A protein has the amino acid sequence

DSRLSKTMYSIEAPAKLDWEQNMAL
How many peptide fragments would result from cleaving the sequence with either cyanogen bromide or trypsin? number of peptide fragments resulting from cleaving with cyanogen bromide? number of peptide fragments resulting from cleaving with trypsin?

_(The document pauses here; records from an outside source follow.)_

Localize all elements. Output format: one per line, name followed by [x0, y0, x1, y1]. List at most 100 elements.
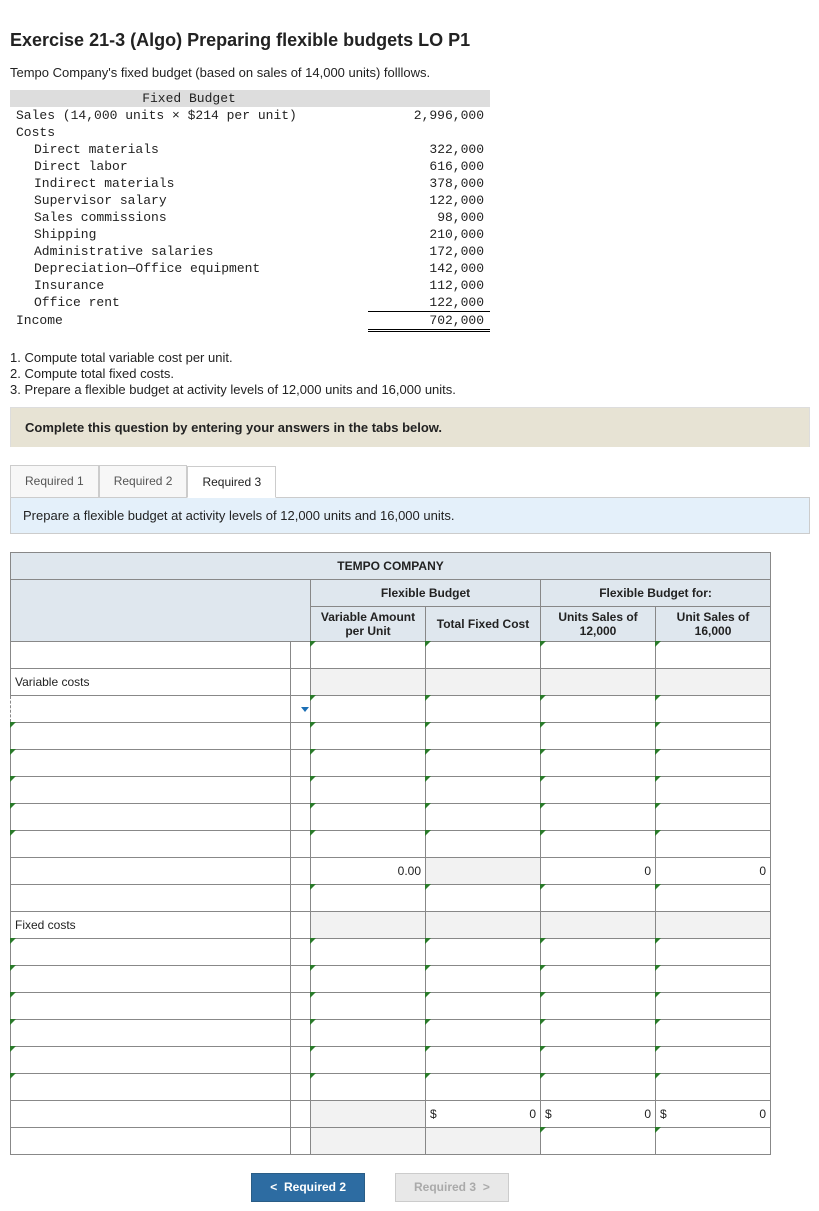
fb-cell[interactable] — [11, 723, 291, 750]
fb-cell[interactable] — [541, 1074, 656, 1101]
fb-cell[interactable] — [311, 831, 426, 858]
fb-cell[interactable] — [541, 1128, 656, 1155]
fb-cell[interactable] — [656, 993, 771, 1020]
fb-cell[interactable] — [656, 831, 771, 858]
fb-cell[interactable] — [541, 1020, 656, 1047]
fb-cell[interactable] — [656, 1074, 771, 1101]
fb-cell[interactable] — [11, 831, 291, 858]
fb-cell[interactable] — [11, 642, 291, 669]
fb-cell[interactable] — [656, 696, 771, 723]
fb-cell[interactable] — [541, 777, 656, 804]
fb-cell[interactable] — [11, 1047, 291, 1074]
fb-cell[interactable] — [656, 804, 771, 831]
chevron-down-icon — [301, 707, 309, 712]
fb-cell[interactable] — [11, 966, 291, 993]
tab-required-2[interactable]: Required 2 — [99, 465, 188, 497]
fb-cell[interactable] — [11, 939, 291, 966]
fb-cell[interactable] — [426, 831, 541, 858]
fb-cell[interactable] — [426, 1074, 541, 1101]
prev-button[interactable]: < Required 2 — [251, 1173, 365, 1202]
requirement-2: 2. Compute total fixed costs. — [10, 366, 810, 381]
fb-cell[interactable] — [311, 723, 426, 750]
fb-cell[interactable] — [541, 1047, 656, 1074]
fb-company: TEMPO COMPANY — [11, 553, 771, 580]
fb-cell[interactable] — [656, 1047, 771, 1074]
fb-cell[interactable] — [426, 993, 541, 1020]
fb-cell[interactable] — [11, 777, 291, 804]
fb-cell[interactable] — [311, 1020, 426, 1047]
fb-cell[interactable] — [541, 831, 656, 858]
fb-cell[interactable] — [11, 1074, 291, 1101]
fb-cell[interactable] — [11, 885, 291, 912]
fb-cell[interactable] — [656, 723, 771, 750]
fixed-budget-label: Indirect materials — [10, 175, 368, 192]
fb-cell[interactable] — [656, 1020, 771, 1047]
fb-dropdown-cell[interactable] — [11, 696, 291, 723]
fb-cell[interactable] — [426, 804, 541, 831]
fb-cell[interactable] — [541, 966, 656, 993]
fb-cell[interactable] — [426, 885, 541, 912]
fb-grand-16000: $0 — [656, 1101, 771, 1128]
fb-cell[interactable] — [656, 642, 771, 669]
fb-cell[interactable] — [311, 1074, 426, 1101]
fb-cell[interactable] — [311, 885, 426, 912]
fb-cell[interactable] — [311, 804, 426, 831]
fb-cell[interactable] — [656, 750, 771, 777]
fb-cell[interactable] — [311, 1047, 426, 1074]
fixed-budget-label: Insurance — [10, 277, 368, 294]
fb-cell[interactable] — [11, 1101, 291, 1128]
fb-hdr-right: Flexible Budget for: — [541, 580, 771, 607]
fb-cell[interactable] — [541, 723, 656, 750]
fb-section-fixed: Fixed costs — [11, 912, 291, 939]
fb-cell[interactable] — [541, 885, 656, 912]
chevron-left-icon: < — [270, 1181, 277, 1195]
tab-required-1[interactable]: Required 1 — [10, 465, 99, 497]
fb-cell[interactable] — [541, 804, 656, 831]
fb-cell[interactable] — [541, 642, 656, 669]
fixed-budget-label: Administrative salaries — [10, 243, 368, 260]
fb-cell[interactable] — [11, 1128, 291, 1155]
fb-cell[interactable] — [426, 696, 541, 723]
fb-cell[interactable] — [311, 939, 426, 966]
fb-cell[interactable] — [11, 858, 291, 885]
dropdown-caret-cell[interactable] — [291, 696, 311, 723]
fb-h2-var-amt: Variable Amount per Unit — [311, 607, 426, 642]
fb-cell[interactable] — [426, 939, 541, 966]
fb-cell[interactable] — [656, 966, 771, 993]
fb-cell[interactable] — [541, 750, 656, 777]
fb-cell[interactable] — [311, 966, 426, 993]
fb-cell[interactable] — [426, 1020, 541, 1047]
fb-cell[interactable] — [311, 696, 426, 723]
fb-cell[interactable] — [656, 885, 771, 912]
fixed-budget-label: Sales commissions — [10, 209, 368, 226]
fixed-budget-label: Sales (14,000 units × $214 per unit) — [10, 107, 368, 124]
next-button[interactable]: Required 3 > — [395, 1173, 509, 1202]
fb-cell[interactable] — [11, 750, 291, 777]
tab-required-3[interactable]: Required 3 — [187, 466, 276, 498]
fb-cell[interactable] — [426, 642, 541, 669]
fb-cell[interactable] — [426, 723, 541, 750]
fb-cell[interactable] — [656, 939, 771, 966]
fb-cell[interactable] — [656, 777, 771, 804]
fixed-budget-value: 616,000 — [368, 158, 490, 175]
fb-total-12000: 0 — [541, 858, 656, 885]
fb-cell[interactable] — [426, 750, 541, 777]
fb-h2-16000: Unit Sales of 16,000 — [656, 607, 771, 642]
fb-cell[interactable] — [426, 1047, 541, 1074]
fb-cell[interactable] — [311, 642, 426, 669]
fb-cell[interactable] — [11, 1020, 291, 1047]
fb-cell[interactable] — [656, 1128, 771, 1155]
fb-cell[interactable] — [311, 777, 426, 804]
pager: < Required 2 Required 3 > — [10, 1173, 750, 1202]
fb-cell[interactable] — [541, 696, 656, 723]
fixed-budget-value: 210,000 — [368, 226, 490, 243]
fb-cell[interactable] — [541, 993, 656, 1020]
fb-cell[interactable] — [311, 750, 426, 777]
flexible-budget-table: TEMPO COMPANY Flexible Budget Flexible B… — [10, 552, 771, 1155]
fb-cell[interactable] — [11, 804, 291, 831]
fb-cell[interactable] — [426, 777, 541, 804]
fb-cell[interactable] — [311, 993, 426, 1020]
fb-cell[interactable] — [426, 966, 541, 993]
fb-cell[interactable] — [11, 993, 291, 1020]
fb-cell[interactable] — [541, 939, 656, 966]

Which of these reagents gives the smallest single fragment (in number of amino acid residues)?
(A) trypsin
(B) cyanotrypsin
(C) cyanogen bromide

Answer 1

Cyanogen bromide cleaves the amino acid sequence at methionine, resulting in two fragments, while trypsin cleaves at lysine and arginine, resulting in five fragments. Cyanogen bromide produces the smallest single fragment among the two reagents.

Step-by-step explanation:

Understanding Peptide Cleavage by Cyanogen Bromide and Trypsin

Cleaving the given amino acid sequence (DSRLSKTMYSIEAPAKLDWEQNMAL) with cyanogen bromide results in peptide fragments only where the amino acid methionine (M) is present since cyanogen bromide specifically cleaves at the carboxyl side of methionine residues. There is one methionine residue in this sequence, resulting in two fragments upon cleavage.

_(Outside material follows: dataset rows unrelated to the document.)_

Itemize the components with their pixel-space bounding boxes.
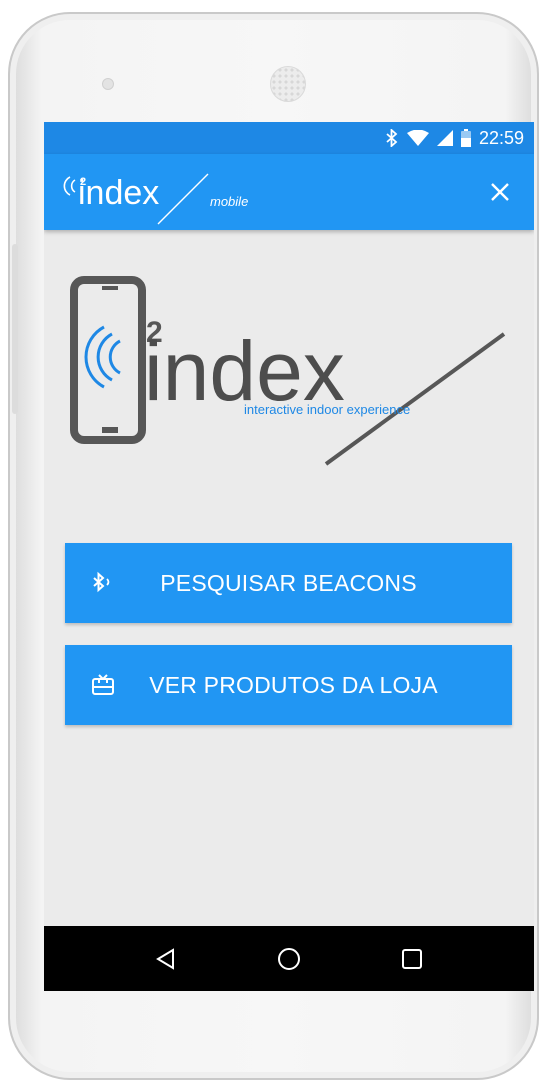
app-logo: 2 index mobile (58, 162, 288, 231)
nav-back-button[interactable] (146, 939, 186, 979)
bluetooth-searching-icon (91, 571, 115, 595)
search-beacons-button[interactable]: PESQUISAR BEACONS (65, 543, 512, 623)
nav-recents-button[interactable] (392, 939, 432, 979)
system-nav-bar (44, 926, 534, 991)
back-icon (155, 947, 174, 970)
close-button[interactable] (484, 176, 516, 208)
gift-card-icon (91, 673, 115, 697)
screen: 22:59 2 index mobile 2 index interactive… (44, 122, 534, 991)
wifi-icon (406, 130, 429, 146)
view-store-products-button[interactable]: VER PRODUTOS DA LOJA (65, 645, 512, 725)
status-time: 22:59 (478, 127, 524, 148)
front-camera (102, 78, 114, 90)
index-logo: 2 index interactive indoor experience (64, 272, 514, 477)
volume-button (12, 244, 18, 414)
close-icon (491, 183, 509, 201)
app-logo-text: index (78, 174, 159, 212)
home-icon (277, 947, 300, 970)
status-bar: 22:59 (44, 122, 534, 154)
earpiece-speaker (270, 66, 306, 102)
battery-icon (460, 129, 471, 147)
view-store-products-label: VER PRODUTOS DA LOJA (149, 671, 438, 698)
search-beacons-label: PESQUISAR BEACONS (160, 569, 417, 596)
app-bar: 2 index mobile (44, 154, 534, 230)
app-logo-sub: mobile (210, 194, 248, 209)
logo-tagline: interactive indoor experience (244, 402, 410, 417)
bluetooth-icon (385, 129, 399, 147)
signal-icon (436, 130, 453, 146)
phone-frame: 22:59 2 index mobile 2 index interactive… (8, 12, 539, 1080)
recents-icon (402, 948, 423, 969)
nav-home-button[interactable] (269, 939, 309, 979)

When cleaving the sequence with trypsin, trypsin specifically cleaves at the carboxyl side of the amino acids lysine (K) and arginine (R). The sequence has three lysine residues and one arginine residue, which would generate five fragments upon cleavage.

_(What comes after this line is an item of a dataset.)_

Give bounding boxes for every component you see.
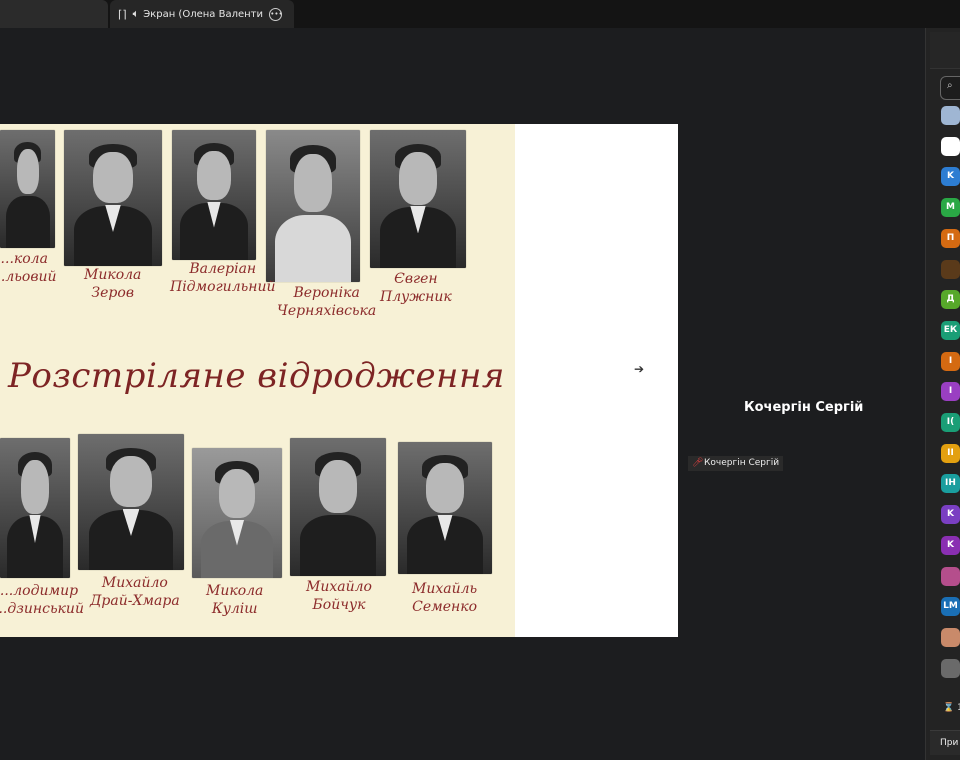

In terms of which reagent gives the smallest single fragment in terms of the number of amino acid residues, that would be cyanogen bromide (C) because the cleavage will only occur once, at the single methionine residue, resulting in one of the two fragments being smaller than any fragment produced by trypsin.

Answer 2

Number of peptide fragments resulting from cleaving with cyanogen bromide? A: Three peptide fragments

Number of peptide fragments resulting from cleaving with trypsin? A: Four peptide fragments

Which of these reagents gives the smallest single fragment (in number of amino acid residues)? A: CnBr, a dipeptide fragment consisting of AL (Alanine-Leucine)

Step-by-step explanation:

Cyanogen bromide cleaves the methionine C-terminus, then we have a first fragment of 8 amino acids: DSRLSKTM, a second fragment of 15 aas YSIEAPAKLDWEQNM, and a last fragment of only 2 aas is produced, AL

Trypsin cuts the C-terminus of Arginine and Lysine, then we'll have a first fragment of 3 aas DSR, a second fragment consisting of also 3 aas LSK, a third fragment of 10 aas TMYSIEAPAK, and a last fragment of 9 aas LDWEQNMAL. All produced in three cut sites.